The Alfa Romeo was acquired by QVM in Launceston with partial funding from the National Cultural Heritage Account for retention in Australia as was the Innes by Australian Motorlife Museum, the Account was established by the Comm. Government in accordance with Section 25 of the PMCH Act 1986 to assist institutions to acquire nationally significant heritage objects. In legislating for a fund to assist with purchase in this sense then yes the Act provided some safety to those vehicles, and one other – the Holden 'No.1 Prototype', acquired by the  National Museum of Australia in 2004. However the Account has apparently only secured 3 motor vehicles, of the 59 objects the Account has assisted with purchases between 2001 and 2015 10 are road going vehicles – the 3 motor cars, 6 steam traction engines and 1 oil engine tractor. (ref:

The Holden, Innes and Alfa though are not really examples of protection by denial of an export permit under the Act. For the Innes no export permit was applied for, for the Alfa the Account assisted purchase averted the need for export, and similarly there presumably was no permit application for the Holden. Had however the assistive funding not been made available would an export permit have been denied say for the Innes or the Alfa, something to ponder considering the existing criteria in the PMCH Act? There are vehicles that have been allowed export permits that arguably have at the very least comparable or equal heritage significance to those two vehicles.

I realise that I was not precise enough in the comment  “The old Act has protected a couple of lovely steam engines but to date not one motor vehicle, related artefact or historical document in 30 years!” I should have expanded that statement as I meant the protection afforded by listing on the Australian Movable Cultural Heritage Prohibited Exports Register which catalogues objects that are defined by the National Cultural Heritage Control List (Schedule 1 of the PMCH Regulations 1987) as Class B objects that have been denied an export permit, the Department’s webpage provides the list.

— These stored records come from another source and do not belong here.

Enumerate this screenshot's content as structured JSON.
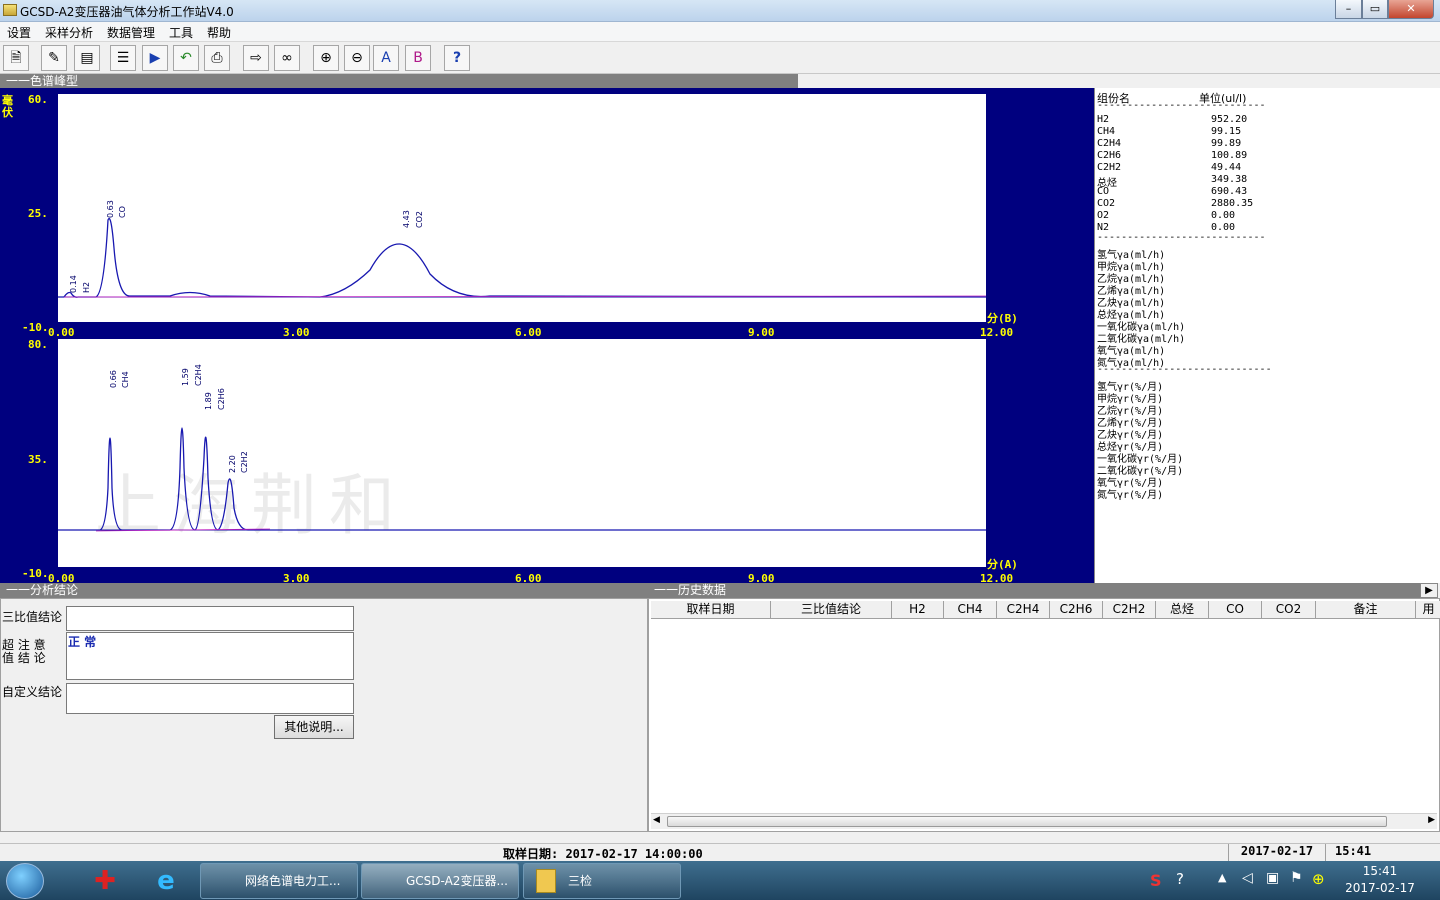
{
  "window": {
    "title": "GCSD-A2变压器油气体分析工作站V4.0"
  },
  "menu": [
    "设置",
    "采样分析",
    "数据管理",
    "工具",
    "帮助"
  ],
  "toolbar": {
    "help_label": "?"
  },
  "chrom_panel": {
    "header": "一一色谱峰型",
    "ylabel": "毫伏",
    "top": {
      "y_ticks": [
        "60.",
        "25.",
        "-10."
      ],
      "x_ticks": [
        "0.00",
        "3.00",
        "6.00",
        "9.00",
        "12.00"
      ],
      "unit_label": "分(B)",
      "peaks": [
        {
          "time": "0.14",
          "name": "H2"
        },
        {
          "time": "0.63",
          "name": "CO"
        },
        {
          "time": "4.43",
          "name": "CO2"
        }
      ]
    },
    "bottom": {
      "y_ticks": [
        "80.",
        "35.",
        "-10."
      ],
      "x_ticks": [
        "0.00",
        "3.00",
        "6.00",
        "9.00",
        "12.00"
      ],
      "unit_label": "分(A)",
      "peaks": [
        {
          "time": "0.66",
          "name": "CH4"
        },
        {
          "time": "1.59",
          "name": "C2H4"
        },
        {
          "time": "1.89",
          "name": "C2H6"
        },
        {
          "time": "2.20",
          "name": "C2H2"
        }
      ]
    },
    "watermark": "上海荆和"
  },
  "results": {
    "col_name": "组份名",
    "col_unit": "单位(ul/l)",
    "sep1": "----------------------------",
    "rows": [
      {
        "name": "H2",
        "value": "952.20"
      },
      {
        "name": "CH4",
        "value": "99.15"
      },
      {
        "name": "C2H4",
        "value": "99.89"
      },
      {
        "name": "C2H6",
        "value": "100.89"
      },
      {
        "name": "C2H2",
        "value": "49.44"
      },
      {
        "name": "总烃",
        "value": "349.38"
      },
      {
        "name": "CO",
        "value": "690.43"
      },
      {
        "name": "CO2",
        "value": "2880.35"
      },
      {
        "name": "O2",
        "value": "0.00"
      },
      {
        "name": "N2",
        "value": "0.00"
      }
    ],
    "sep2": "----------------------------",
    "rates_a": [
      "氢气γa(ml/h)",
      "甲烷γa(ml/h)",
      "乙烷γa(ml/h)",
      "乙烯γa(ml/h)",
      "乙炔γa(ml/h)",
      "总烃γa(ml/h)",
      "一氧化碳γa(ml/h)",
      "二氧化碳γa(ml/h)",
      "氧气γa(ml/h)",
      "氮气γa(ml/h)"
    ],
    "sep3": "-----------------------------",
    "rates_r": [
      "氢气γr(%/月)",
      "甲烷γr(%/月)",
      "乙烷γr(%/月)",
      "乙烯γr(%/月)",
      "乙炔γr(%/月)",
      "总烃γr(%/月)",
      "一氧化碳γr(%/月)",
      "二氧化碳γr(%/月)",
      "氧气γr(%/月)",
      "氮气γr(%/月)"
    ]
  },
  "conclusion": {
    "header": "一一分析结论",
    "ratio_label": "三比值结论",
    "attention_label": "超 注 意\n值 结 论",
    "attention_value": "正 常",
    "custom_label": "自定义结论",
    "other_button": "其他说明..."
  },
  "history": {
    "header": "一一历史数据",
    "columns": [
      "取样日期",
      "三比值结论",
      "H2",
      "CH4",
      "C2H4",
      "C2H6",
      "C2H2",
      "总烃",
      "CO",
      "CO2",
      "备注",
      "用"
    ]
  },
  "statusbar": {
    "sample_date": "取样日期: 2017-02-17 14:00:00",
    "date": "2017-02-17",
    "time": "15:41"
  },
  "taskbar": {
    "items": [
      "网络色谱电力工...",
      "GCSD-A2变压器...",
      "三检"
    ],
    "clock_time": "15:41",
    "clock_date": "2017-02-17"
  }
}
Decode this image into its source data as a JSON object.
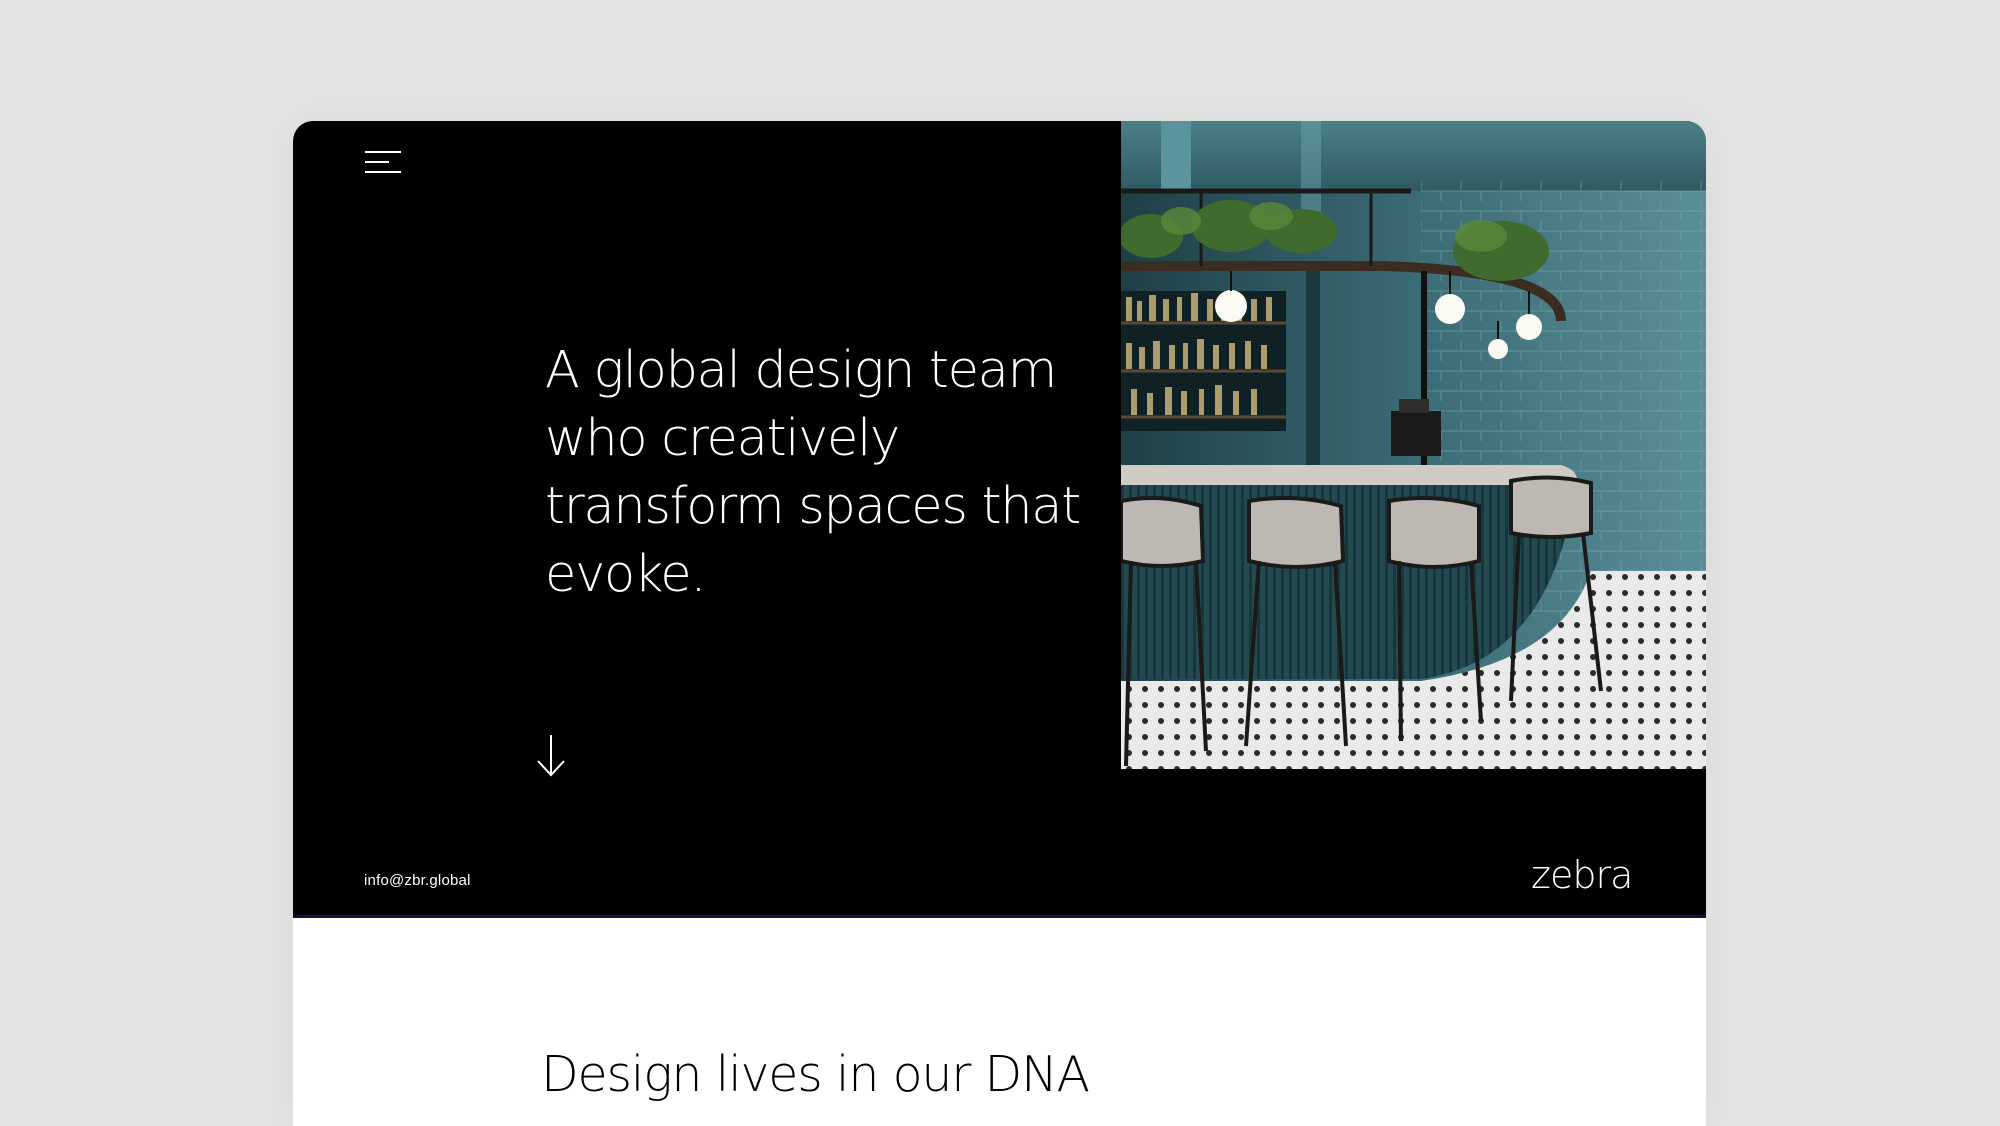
{
  "hero": {
    "headline": "A global design team who creatively transform spaces that evoke.",
    "email": "info@zbr.global",
    "logo_text": "zebra",
    "image_alt": "Bar interior with teal walls and grey bar stools"
  },
  "menu": {
    "icon": "hamburger-menu-icon"
  },
  "scroll": {
    "icon": "arrow-down-icon"
  },
  "section": {
    "title": "Design lives in our DNA"
  },
  "colors": {
    "background": "#e4e4e5",
    "hero_bg": "#000000",
    "text_on_dark": "#ffffff",
    "accent_teal": "#3d6f78"
  }
}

Not one motor car, truck (excl. steam) or motorcycle is cited on the Register of 95 heritage objects refused an export permit pre-2016 – though 15 are road going vehicles – 2 steam wagons (trucks), 2 oil/gasoline tractors and 11 steam traction engines – BUT no motor cars, trucks or motorcycles are listed on the currently published Prohibited Exports Register.

All credit to the steam, tractor and stationary engine groups for gaining some runs on the board with some traction engines, portables and tractors conserved by the National Cultural Heritage Account and/or the Prohibited Exports Register. If they have those machines thus protected from export it does beg the question - why no cars, trucks or motorbikes?

Considering the statistics above and the number of significant Australian vehicles now overseas, it makes one question the effectiveness of the old PMCH Act 1986.